For years now, men have had a choice of solutions to treat sexual problems, such as decline in libido. Unfortunately, while women, too suffer from these sexual problems, many actually aren’t aware that they do, much less that they have options to help them.
In fact, women have more potential for developing sexual dis-satisfaction and lack of interest, making them candidates for sexual dysfunction. This has been recorded in several surveys and studies done by medical practitioners. If a woman’s sexual dysfunction and dissatisfaction continues, and gradually engulf her entire sex life, her relationship with her man might eventually turn into an end. Unravelling the reasons behind the downfall of a woman’s libido should be considered especially because there are factors that should be treated immediately.

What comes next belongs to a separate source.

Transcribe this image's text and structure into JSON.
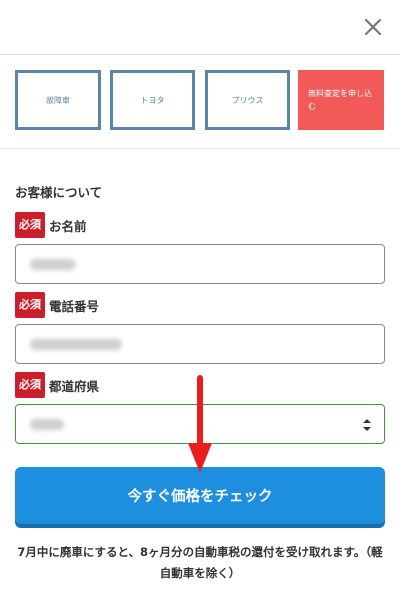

There are certain physical changes and conditions that contribute to the derailing of women’s libido such as pregnancy. During pregnancy, hormonal changes take place and affect a woman’s physical and emotional make-up, which in the process, lead her to developing a new temporary outlook on sex. Many women think that having sex while conceiving is perilous to the baby. Their growing tummy is also seen as a discomfort.
Also, if the ovaries of a woman stop secreting oestrogen, a hormone that serves as a lubricant, she may develop vaginal dryness that makes the sexual activity uncomfortable and sometimes painful. This condition is more common to older people especially those who have reached their menopausal period. In turn, this hormonal change leads a woman to anticipate the intercourse with less vigour and interest. Now, when a lady suffers from an illness, she does not have the slightest interest in sex. Even the mildest illnesses such as headache or cold impede her sexual desire. But the more serious ailments such as arthritis, diabetes, and kidney diseases affect her hormonal balance, mobility, and vaginal lubrication.
When a woman’s emotional condition is unstable her libido often suffers. Anxiety and stress are good examples of such emotional instability. If a woman is preoccupied with concerns such as career, home responsibilities, and social life, her tendency is to easily get exhausted and have less time and energy for a sexual activity. Having sex, then, occupies the bottom part of her priority list. Depression and low self-esteem, meanwhile, are generally behavioural problems but enormously influence the sex drive of most women. For instance, if a lady sees herself too lousy or even worse, unattractive, she may gradually lose her interest in sex. These conditions are sometimes short-term and often caused by menstruation or mood swings.
On the other hand, a traumatic experience, like sexual abuse – or worse, rape, may get in the way of her desire to perform sex. If this remains untreated, she may view sex as a horrifying experience and might avoid it altogether. This is sometimes seen as a psychological problem, not a sexual abnormality; but just the same, this condition affects her sexual performance.
Another factor is the condition of the relationship of the couple. A good relationship tremendously increases the libido of a woman. But if both are frustrated with each other especially, the tendency is to have less and less desire for sexual relations. This includes problems that do not occur only in bed; in fact, these are commonly as big as the sexual issues. There are also concerns that are not recognized by both individuals and if these are left unresolved, their sexual lives will suffer in the long run.
If a woman has a decline in libido, her natural reaction is to blame herself and feel guilty because she may think she is not functioning well as a sexual being. But there are common ways to battle this sexual dysfunction such as seeing a doctor or counsellor. These experts will do a series of tests to discover the underlying factors like vitamin deficiency, hormonal imbalance, and psychological problems. Consulting sex therapists also proves to be an efficient remedy since they are trained to identify and address sexual problems through providing couples with responsiveness strategies.
If addressed promptly and effectively, low libido among women may thwart in number. Here lies the responsibility of every woman to understand the underlying reasons and to figure out the best method to combat her sexual dysfunction. After all, she owes to herself and to her partner a fulfilled, intimate, and enjoyable sexual relationship.